Hey guys,
@lexvil and
@stuartv,
What do you think of a casted solid lead block with 11” center attachment points recessed to allow for nuts.
Cast it with the curve to follow the plate and a concave outer surface for the tank and thicker at the bottom to keep the angle. Bolt it on over the wing. Think it would work?
I think that would work. I would make sure to made the recessed points big enough to allow for wing nuts, if the user wanted to. Probably with a lock washer.
The only thing I would be concerned about is if the lead would be soft enough to eventually deform from having a tank strap pulling a tank really hard against it. I'm not saying it would. I don't know. I just know that lead is supposed to be softer than steel.
What about, instead of replacing the tank rail with a solid lead version, you just cast a big weight to fit between the plate and tank rail.
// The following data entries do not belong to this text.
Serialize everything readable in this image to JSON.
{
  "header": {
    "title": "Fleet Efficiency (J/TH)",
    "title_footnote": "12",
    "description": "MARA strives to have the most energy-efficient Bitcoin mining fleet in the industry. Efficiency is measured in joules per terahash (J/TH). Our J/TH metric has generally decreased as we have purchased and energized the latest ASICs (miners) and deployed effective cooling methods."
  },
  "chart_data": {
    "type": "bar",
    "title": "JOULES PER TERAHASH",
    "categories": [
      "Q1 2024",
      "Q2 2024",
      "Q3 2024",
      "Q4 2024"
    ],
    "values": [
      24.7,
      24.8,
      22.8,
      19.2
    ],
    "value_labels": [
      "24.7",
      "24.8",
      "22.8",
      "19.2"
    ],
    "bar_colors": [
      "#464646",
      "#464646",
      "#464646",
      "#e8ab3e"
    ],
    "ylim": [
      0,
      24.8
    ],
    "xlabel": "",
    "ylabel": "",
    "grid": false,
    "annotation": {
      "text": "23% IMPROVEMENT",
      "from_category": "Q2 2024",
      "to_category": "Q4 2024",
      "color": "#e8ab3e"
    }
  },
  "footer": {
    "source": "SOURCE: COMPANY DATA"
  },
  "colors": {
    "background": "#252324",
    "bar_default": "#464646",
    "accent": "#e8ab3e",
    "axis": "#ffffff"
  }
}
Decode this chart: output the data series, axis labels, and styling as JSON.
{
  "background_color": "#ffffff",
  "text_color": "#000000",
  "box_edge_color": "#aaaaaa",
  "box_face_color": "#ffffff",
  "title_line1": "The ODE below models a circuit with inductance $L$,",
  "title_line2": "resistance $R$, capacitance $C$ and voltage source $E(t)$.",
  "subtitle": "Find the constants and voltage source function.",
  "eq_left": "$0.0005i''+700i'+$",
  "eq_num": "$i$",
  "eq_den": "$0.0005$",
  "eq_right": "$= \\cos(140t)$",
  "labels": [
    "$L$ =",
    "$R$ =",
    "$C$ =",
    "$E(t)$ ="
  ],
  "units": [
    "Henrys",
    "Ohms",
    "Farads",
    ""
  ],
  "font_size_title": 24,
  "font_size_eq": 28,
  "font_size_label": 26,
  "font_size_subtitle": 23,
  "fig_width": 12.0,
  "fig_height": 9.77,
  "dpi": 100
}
It would have indents to line up with the rails and the cross piece in the rails that would hold it captured in place once the tank rail is bolted on.
Another option might be to focus on putting weight on either side of the center of the plate - in that area of the wing's center panel that doesn't have bladder. One example: If you had a thing like this Soft STA:
OMS Soft Stabilizing Adapter
But, where it has the two side rolls, you took those out and replaced whatever is there with lead rods, instead.
Or, going back to the earlier idea, what about casting a lead weight that fills up the space under the center rail and then just sticks up higher on the outside sides of the rail. It could be pretty wide, and the center rail would hold it in place. The bottom of it could even curve up away from the plate, to keep it from holding the wing down flat to the plate in the middle. Sort of like it's cradling your tank. You could probably get 8 - 10# of lead in there that way, if you wanted a weight that heavy.